All of us need life insurance; it’s one of the priority investments to make. Life insurance protects the income generator, and only when income generation is secured can one build wealth.
But don’t make the cardinal mistake that, millions of investors commit – confusing life insurance with wealth-building investment.
Keep the two separate. Buy the maximum insurance that you need at the cheapest rates by selecting only term policies. By doing so, you will save big on premium; now add the premium money saved to your wealth-building investment pool.
This way you achieve a double benefit – you can get a higher insurance cover – and have money left over to invest profitably.
It is always better to keep insurance and investments separate. A term insurance plan has no cash payout at the end of the term. This means if the policy holder were to pass away during the term of the policy, his family will get the sum assured.
Take for instance car insurance. You pay the insurance premium, year in year out, to protect yourself against the financial damage an accident can cause. If you are a safe driver and manage not to bang your car during the year, the premium paid is wasted – you don’t get anything out of it.
And you are perfectly happy to have done so, so long as you and your car are safe. Or take medical insurance. Again, premium is paid to defray any costs of medical emergencies or hospitalisation.

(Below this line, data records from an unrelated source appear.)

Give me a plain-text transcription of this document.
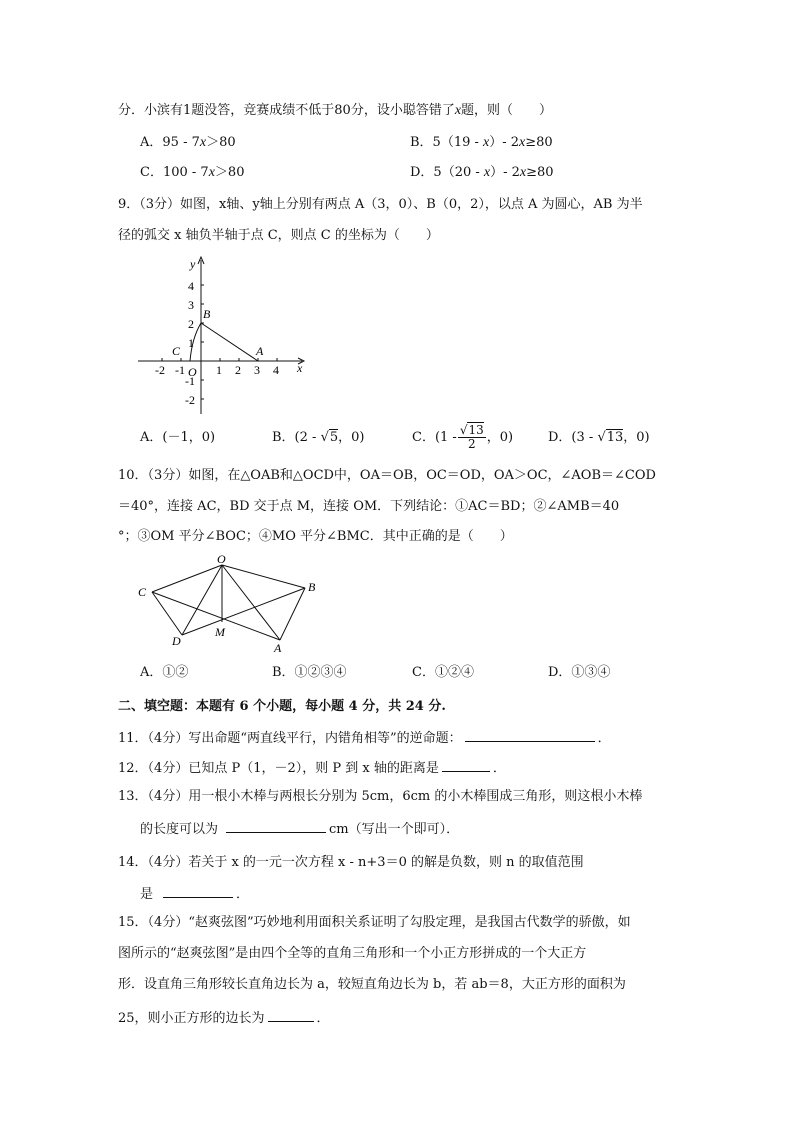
分．小滨有1题没答，竞赛成绩不低于80分，设小聪答错了x题，则（　　）
A．95 - 7x＞80	B．5（19 - x）- 2x≥80
C．100 - 7x＞80	D．5（20 - x）- 2x≥80
9．（3分）如图，x轴、y轴上分别有两点 A（3，0）、B（0，2），以点 A 为圆心，AB 为半
径的弧交 x 轴负半轴于点 C，则点 C 的坐标为（　　）
y
x
B
A
C
O
4
3
2
1
-1
-2
-2 -1	1 2 3 4
A．(－1，0)	B．(2 - √5，0)	C．($1 - \frac{√13}{2}$ ，0)	D．(3 - √13，0)
10．（3分）如图，在△OAB和△OCD中，OA＝OB，OC＝OD，OA＞OC，∠AOB＝∠COD
＝40°，连接 AC，BD 交于点 M，连接 OM．下列结论：①AC＝BD；②∠AMB＝40
°；③OM 平分∠BOC；④MO 平分∠BMC．其中正确的是（　　）
O
B
C
D
M
A
A．①②	B．①②③④	C．①②④	D．①③④
二、填空题：本题有 6 个小题，每小题 4 分，共 24 分.
11．（4分）写出命题“两直线平行，内错角相等”的逆命题：	．
12．（4分）已知点 P（1，－2），则 P 到 x 轴的距离是	．
13．（4分）用一根小木棒与两根长分别为 5cm，6cm 的小木棒围成三角形，则这根小木棒
的长度可以为	cm（写出一个即可）．
14．（4分）若关于 x 的一元一次方程 x - n+3＝0 的解是负数，则 n 的取值范围
是	．
15．（4分）“赵爽弦图”巧妙地利用面积关系证明了勾股定理，是我国古代数学的骄傲，如
图所示的“赵爽弦图”是由四个全等的直角三角形和一个小正方形拼成的一个大正方
形．设直角三角形较长直角边长为 a，较短直角边长为 b，若 ab＝8，大正方形的面积为
25，则小正方形的边长为	．
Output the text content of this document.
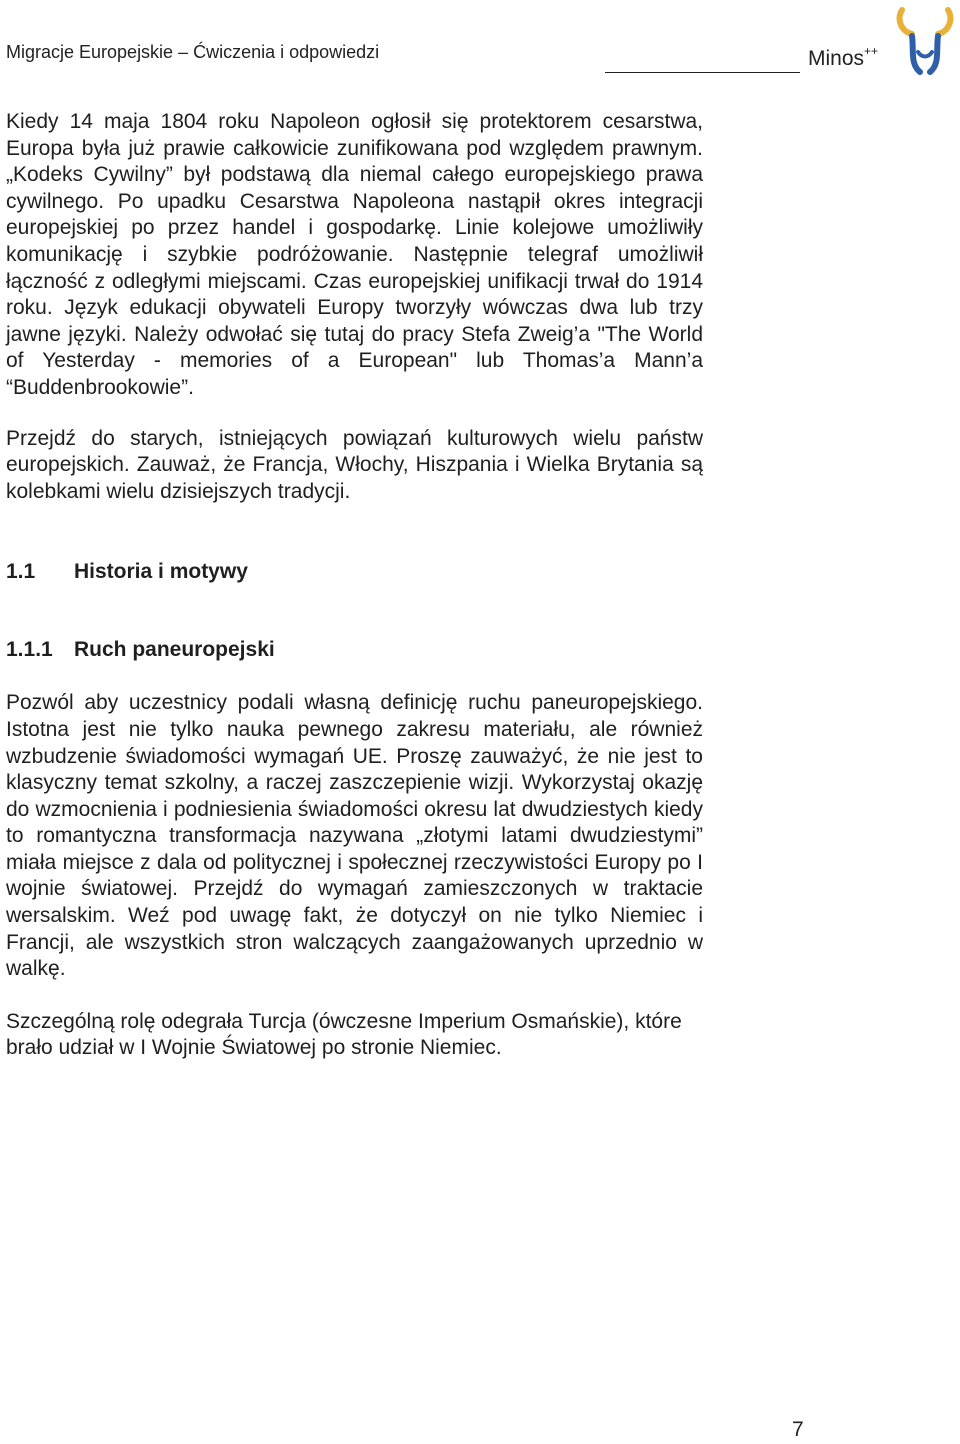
Migracje Europejskie – Ćwiczenia i odpowiedzi	Minos++

Kiedy 14 maja 1804 roku Napoleon ogłosił się protektorem cesarstwa, Europa była już prawie całkowicie zunifikowana pod względem prawnym. „Kodeks Cywilny” był podstawą dla niemal całego europejskiego prawa cywilnego. Po upadku Cesarstwa Napoleona nastąpił okres integracji europejskiej po przez handel i gospodarkę. Linie kolejowe umożliwiły komunikację i szybkie podróżowanie. Następnie telegraf umożliwił łączność z odległymi miejscami. Czas europejskiej unifikacji trwał do 1914 roku. Język edukacji obywateli Europy tworzyły wówczas dwa lub trzy jawne języki. Należy odwołać się tutaj do pracy Stefa Zweig’a "The World of Yesterday - memories of a European" lub Thomas’a Mann’a “Buddenbrookowie”.

Przejdź do starych, istniejących powiązań kulturowych wielu państw europejskich. Zauważ, że Francja, Włochy, Hiszpania i Wielka Brytania są kolebkami wielu dzisiejszych tradycji.

1.1 Historia i motywy
1.1.1 Ruch paneuropejski

Pozwól aby uczestnicy podali własną definicję ruchu paneuropejskiego. Istotna jest nie tylko nauka pewnego zakresu materiału, ale również wzbudzenie świadomości wymagań UE. Proszę zauważyć, że nie jest to klasyczny temat szkolny, a raczej zaszczepienie wizji. Wykorzystaj okazję do wzmocnienia i podniesienia świadomości okresu lat dwudziestych kiedy to romantyczna transformacja nazywana „złotymi latami dwudziestymi” miała miejsce z dala od politycznej i społecznej rzeczywistości Europy po I wojnie światowej. Przejdź do wymagań zamieszczonych w traktacie wersalskim. Weź pod uwagę fakt, że dotyczył on nie tylko Niemiec i Francji, ale wszystkich stron walczących zaangażowanych uprzednio w walkę.

Szczególną rolę odegrała Turcja (ówczesne Imperium Osmańskie), które brało udział w I Wojnie Światowej po stronie Niemiec.

7
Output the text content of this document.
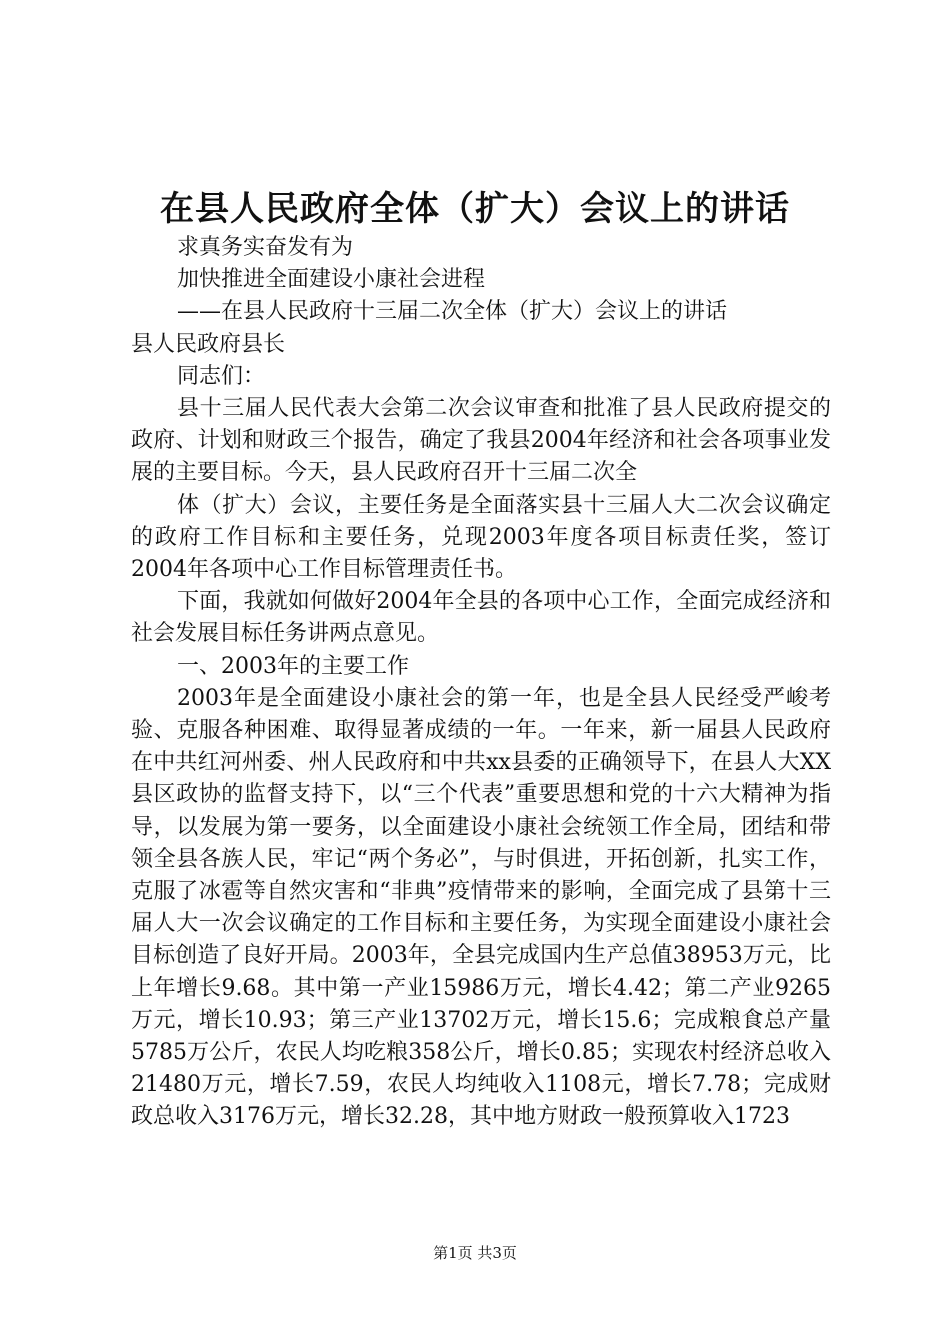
在县人民政府全体（扩大）会议上的讲话
求真务实奋发有为
加快推进全面建设小康社会进程
——在县人民政府十三届二次全体（扩大）会议上的讲话
县人民政府县长
同志们：
县十三届人民代表大会第二次会议审查和批准了县人民政府提交的政府、计划和财政三个报告，确定了我县2004年经济和社会各项事业发展的主要目标。今天，县人民政府召开十三届二次全
体（扩大）会议，主要任务是全面落实县十三届人大二次会议确定的政府工作目标和主要任务，兑现2003年度各项目标责任奖，签订2004年各项中心工作目标管理责任书。
下面，我就如何做好2004年全县的各项中心工作，全面完成经济和社会发展目标任务讲两点意见。
一、2003年的主要工作
2003年是全面建设小康社会的第一年，也是全县人民经受严峻考验、克服各种困难、取得显著成绩的一年。一年来，新一届县人民政府在中共红河州委、州人民政府和中共xx县委的正确领导下，在县人大XX县区政协的监督支持下，以“三个代表”重要思想和党的十六大精神为指导，以发展为第一要务，以全面建设小康社会统领工作全局，团结和带领全县各族人民，牢记“两个务必”，与时俱进，开拓创新，扎实工作，克服了冰雹等自然灾害和“非典”疫情带来的影响，全面完成了县第十三届人大一次会议确定的工作目标和主要任务，为实现全面建设小康社会目标创造了良好开局。2003年，全县完成国内生产总值38953万元，比上年增长9.68。其中第一产业15986万元，增长4.42；第二产业9265万元，增长10.93；第三产业13702万元，增长15.6；完成粮食总产量5785万公斤，农民人均吃粮358公斤，增长0.85；实现农村经济总收入21480万元，增长7.59，农民人均纯收入1108元，增长7.78；完成财政总收入3176万元，增长32.28，其中地方财政一般预算收入1723
第1页 共3页
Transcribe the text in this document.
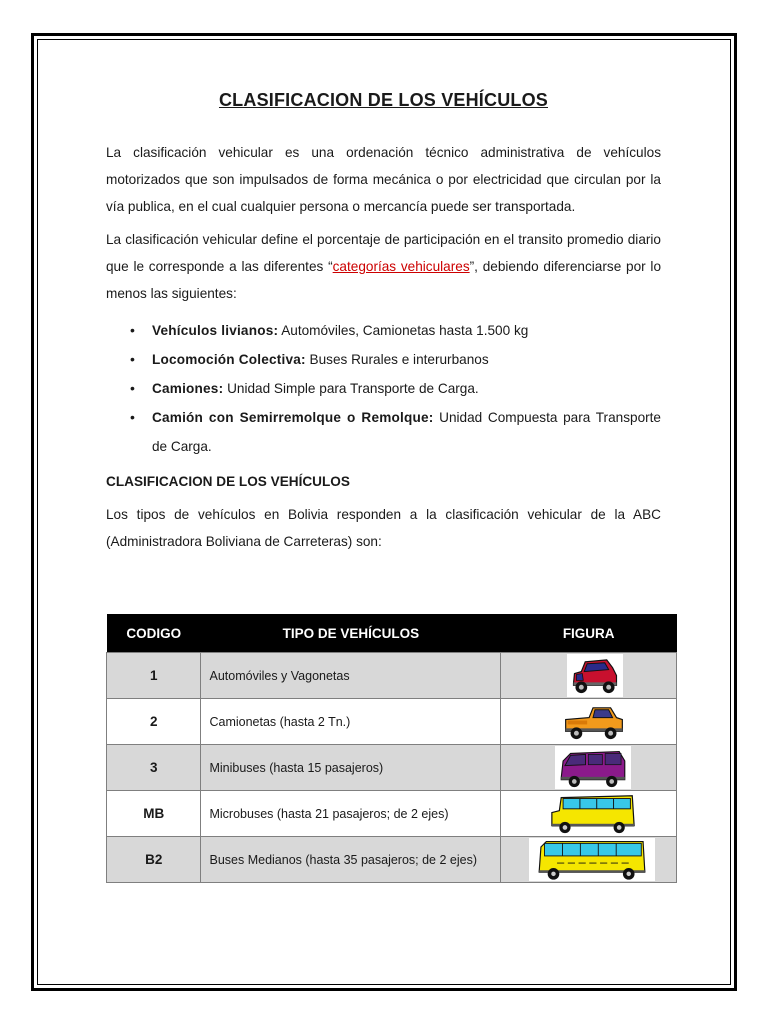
CLASIFICACION DE LOS VEHÍCULOS

La clasificación vehicular es una ordenación técnico administrativa de vehículos motorizados que son impulsados de forma mecánica o por electricidad que circulan por la vía publica, en el cual cualquier persona o mercancía puede ser transportada.

La clasificación vehicular define el porcentaje de participación en el transito promedio diario que le corresponde a las diferentes “categorías vehiculares”, debiendo diferenciarse por lo menos las siguientes:

• Vehículos livianos: Automóviles, Camionetas hasta 1.500 kg
• Locomoción Colectiva: Buses Rurales e interurbanos
• Camiones: Unidad Simple para Transporte de Carga.
• Camión con Semirremolque o Remolque: Unidad Compuesta para Transporte de Carga.
CLASIFICACION DE LOS VEHÍCULOS

Los tipos de vehículos en Bolivia responden a la clasificación vehicular de la ABC (Administradora Boliviana de Carreteras) son:

CODIGO	TIPO DE VEHÍCULOS	FIGURA
1	Automóviles y Vagonetas	

2	Camionetas (hasta 2 Tn.)	

3	Minibuses (hasta 15 pasajeros)	

MB	Microbuses (hasta 21 pasajeros; de 2 ejes)	

B2	Buses Medianos (hasta 35 pasajeros; de 2 ejes)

However, if you remain fit and fine the premium paid on the medical insurance is lost. But then again, you do not mind this, do you?
Then why should life insurance be any different? But it is. It always has been.
The reason for this is mainly because life insurance premiums come bundled with the pure premium part combined with the part that gets invested on your behalf.
The policy is sold more as an investment avenue where the insurance just comes along. However, know that insurance never comes along for free, it always has to be paid for. In the case of life insurance, the premium is known as mortality premium.
This mortality premium is applicable for all polices, year after year, without any exception, till such time that the life is insured. Even in the case of single premium plans, or policies where the premium is payable only for part of thepolicy term, the mortality premium keeps getting deducted every year from the fund value. Thus, insurance never just comes along for free, you actually buy it year after year.
Let us take an example to understand this concept in depth. Take the case of a 30 year old person who desires to buy an insurance cover of Rs 10 lakh. Were he to buy an endowment plan, the annual premium that he would pay is around Rs 39,000.
However, a term plan would just cost Rs 3,800 per annum for the same amount of risk cover of Rs 10 lakh. In other words, should the insured person expire prematurely, his legatees will get Rs 10 lakh if he was covered by an Endowmentor a Term policy. Endowment premium is Rs 39,000 and that of term is Rs 3,800.
Agreed, the Endowment (or any other policy) would give a little more to either the legatee or the insured person if he survives the term, but the returns are very poor.
Of course and understandably the agents earn a far greater commission if they sell you polices other than term cover.
And the logical sounding argument given against buying a term cover is – why opt for it when you do not get anything back in the end? But now hopefully you know better.
One can always look at an option of ‘Buy term and invest the difference’.